The Consumer Financial Protection Bureau plans to rescind its rule treating ‘buy now, pay later’ providers as credit card issuers.  

The Consumer Financial Protection Bureau plans to rescind its rule treating ‘buy now, pay later’ providers as credit card issuers.

The bureau announced May 7 that is deemphasizing enforcement of the rule. “The bureau will instead keep enforcement and supervision resources focused on pressing threats to consumers, particularly servicemen and veterans,” according to the CFPB. “The bureau takes this step in the interest of focusing resources on supporting hard-working American taxpayers, servicemen, veterans and small businesses.”
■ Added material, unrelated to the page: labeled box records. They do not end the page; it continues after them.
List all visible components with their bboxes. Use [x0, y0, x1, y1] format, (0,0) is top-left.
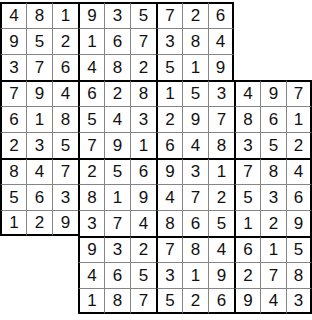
sudoku-cell-r2c9[interactable]: 4: [208, 28, 234, 54]
sudoku-cell-r4c10[interactable]: 4: [234, 80, 260, 106]
sudoku-cell-r12c8[interactable]: 2: [182, 288, 208, 314]
sudoku-cell-r8c1[interactable]: 5: [0, 184, 26, 210]
sudoku-cell-r7c9[interactable]: 1: [208, 158, 234, 184]
sudoku-cell-r1c3[interactable]: 1: [52, 2, 78, 28]
sudoku-cell-r6c11[interactable]: 5: [260, 132, 286, 158]
sudoku-cell-r1c1[interactable]: 4: [0, 2, 26, 28]
empty-filler-cell: [26, 262, 52, 288]
sudoku-cell-r11c12[interactable]: 8: [286, 262, 312, 288]
sudoku-cell-r4c2[interactable]: 9: [26, 80, 52, 106]
empty-filler-cell: [26, 288, 52, 314]
sudoku-cell-r4c12[interactable]: 7: [286, 80, 312, 106]
sudoku-cell-r3c6[interactable]: 2: [130, 54, 156, 80]
sudoku-cell-r5c10[interactable]: 8: [234, 106, 260, 132]
sudoku-cell-r4c5[interactable]: 2: [104, 80, 130, 106]
sudoku-cell-r10c5[interactable]: 3: [104, 236, 130, 262]
sudoku-cell-r7c7[interactable]: 9: [156, 158, 182, 184]
page-background: 4819357269521673843764825197946281534976…: [0, 0, 312, 320]
empty-filler-cell: [0, 262, 26, 288]
sudoku-cell-r8c2[interactable]: 6: [26, 184, 52, 210]
sudoku-cell-r5c11[interactable]: 6: [260, 106, 286, 132]
sudoku-cell-r1c5[interactable]: 3: [104, 2, 130, 28]
sudoku-cell-r6c6[interactable]: 1: [130, 132, 156, 158]
empty-filler-cell: [260, 28, 286, 54]
sudoku-cell-r6c5[interactable]: 9: [104, 132, 130, 158]
sudoku-cell-r5c2[interactable]: 1: [26, 106, 52, 132]
sudoku-cell-r4c6[interactable]: 8: [130, 80, 156, 106]
sudoku-cell-r6c7[interactable]: 6: [156, 132, 182, 158]
sudoku-cell-r11c6[interactable]: 5: [130, 262, 156, 288]
sudoku-cell-r3c7[interactable]: 5: [156, 54, 182, 80]
sudoku-cell-r11c11[interactable]: 7: [260, 262, 286, 288]
sudoku-cell-r6c10[interactable]: 3: [234, 132, 260, 158]
sudoku-cell-r9c1[interactable]: 1: [0, 210, 26, 236]
sudoku-cell-r1c2[interactable]: 8: [26, 2, 52, 28]
sudoku-cell-r10c7[interactable]: 7: [156, 236, 182, 262]
sudoku-cell-r3c3[interactable]: 6: [52, 54, 78, 80]
sudoku-cell-r4c8[interactable]: 5: [182, 80, 208, 106]
sudoku-cell-r8c9[interactable]: 2: [208, 184, 234, 210]
sudoku-cell-r8c11[interactable]: 3: [260, 184, 286, 210]
sudoku-cell-r6c8[interactable]: 4: [182, 132, 208, 158]
sudoku-cell-r2c1[interactable]: 9: [0, 28, 26, 54]
sudoku-cell-r2c5[interactable]: 6: [104, 28, 130, 54]
sudoku-cell-r12c12[interactable]: 3: [286, 288, 312, 314]
sudoku-cell-r12c11[interactable]: 4: [260, 288, 286, 314]
sudoku-cell-r9c2[interactable]: 2: [26, 210, 52, 236]
sudoku-cell-r6c4[interactable]: 7: [78, 132, 104, 158]
empty-filler-cell: [286, 2, 312, 28]
sudoku-cell-r2c4[interactable]: 1: [78, 28, 104, 54]
sudoku-cell-r6c1[interactable]: 2: [0, 132, 26, 158]
sudoku-cell-r9c9[interactable]: 5: [208, 210, 234, 236]
sudoku-cell-r4c11[interactable]: 9: [260, 80, 286, 106]
sudoku-cell-r12c10[interactable]: 9: [234, 288, 260, 314]
sudoku-cell-r4c1[interactable]: 7: [0, 80, 26, 106]
sudoku-cell-r12c7[interactable]: 5: [156, 288, 182, 314]
empty-filler-cell: [286, 54, 312, 80]
sudoku-cell-r5c7[interactable]: 2: [156, 106, 182, 132]
sudoku-cell-r6c9[interactable]: 8: [208, 132, 234, 158]
sudoku-cell-r11c4[interactable]: 4: [78, 262, 104, 288]
sudoku-cell-r11c9[interactable]: 9: [208, 262, 234, 288]
sudoku-cell-r3c2[interactable]: 7: [26, 54, 52, 80]
empty-filler-cell: [260, 2, 286, 28]
sudoku-cell-r1c7[interactable]: 7: [156, 2, 182, 28]
sudoku-cell-r7c4[interactable]: 2: [78, 158, 104, 184]
sudoku-cell-r1c9[interactable]: 6: [208, 2, 234, 28]
sudoku-cell-r3c5[interactable]: 8: [104, 54, 130, 80]
sudoku-cell-r9c8[interactable]: 6: [182, 210, 208, 236]
sudoku-cell-r3c8[interactable]: 1: [182, 54, 208, 80]
sudoku-cell-r7c3[interactable]: 7: [52, 158, 78, 184]
empty-filler-cell: [234, 54, 260, 80]
sudoku-cell-r8c12[interactable]: 6: [286, 184, 312, 210]
sudoku-cell-r6c2[interactable]: 3: [26, 132, 52, 158]
sudoku-cell-r9c10[interactable]: 1: [234, 210, 260, 236]
sudoku-cell-r12c4[interactable]: 1: [78, 288, 104, 314]
sudoku-cell-r8c10[interactable]: 5: [234, 184, 260, 210]
sudoku-cell-r11c5[interactable]: 6: [104, 262, 130, 288]
sudoku-cell-r7c5[interactable]: 5: [104, 158, 130, 184]
sudoku-cell-r2c7[interactable]: 3: [156, 28, 182, 54]
sudoku-cell-r4c3[interactable]: 4: [52, 80, 78, 106]
sudoku-cell-r7c1[interactable]: 8: [0, 158, 26, 184]
sudoku-cell-r8c3[interactable]: 3: [52, 184, 78, 210]
empty-filler-cell: [52, 236, 78, 262]
sudoku-cell-r2c2[interactable]: 5: [26, 28, 52, 54]
sudoku-cell-r4c7[interactable]: 1: [156, 80, 182, 106]
sudoku-cell-r5c8[interactable]: 9: [182, 106, 208, 132]
sudoku-cell-r9c4[interactable]: 3: [78, 210, 104, 236]
sudoku-cell-r3c1[interactable]: 3: [0, 54, 26, 80]
sudoku-cell-r10c9[interactable]: 4: [208, 236, 234, 262]
sudoku-cell-r1c8[interactable]: 2: [182, 2, 208, 28]
sudoku-cell-r2c3[interactable]: 2: [52, 28, 78, 54]
sudoku-cell-r12c9[interactable]: 6: [208, 288, 234, 314]
twin-sudoku-board: 4819357269521673843764825197946281534976…: [0, 2, 312, 314]
sudoku-cell-r7c11[interactable]: 8: [260, 158, 286, 184]
sudoku-cell-r2c8[interactable]: 8: [182, 28, 208, 54]
sudoku-cell-r12c6[interactable]: 7: [130, 288, 156, 314]
sudoku-cell-r9c11[interactable]: 2: [260, 210, 286, 236]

Introduced last year under former Director Rohit Chopra, the rule requires BNPL issuers to provide similar legal provisions as credit card companies, including the right to dispute charges and demand a refund after returning a product acquired with a BNPL loan.

The rule had been met with pushback from the BNPL industry and banking trade groups. Klarna said the CFPB failed “to acknowledge the fundamental differences between BNPL and credit cards in their guidance and this announcement does nothing to address the $1.15 trillion in credit card debt.”

The CFPB shift from enforcing the BNPL rule comes as part of the bureau’s broader pullback on regulations introduced during the Biden administration. The CFPB recently announced that it doesn’t plan to enforce Section 1071. The bureau has been effectively shut down, following a directive from Acting Director Russell Vought earlier this year to halt operations.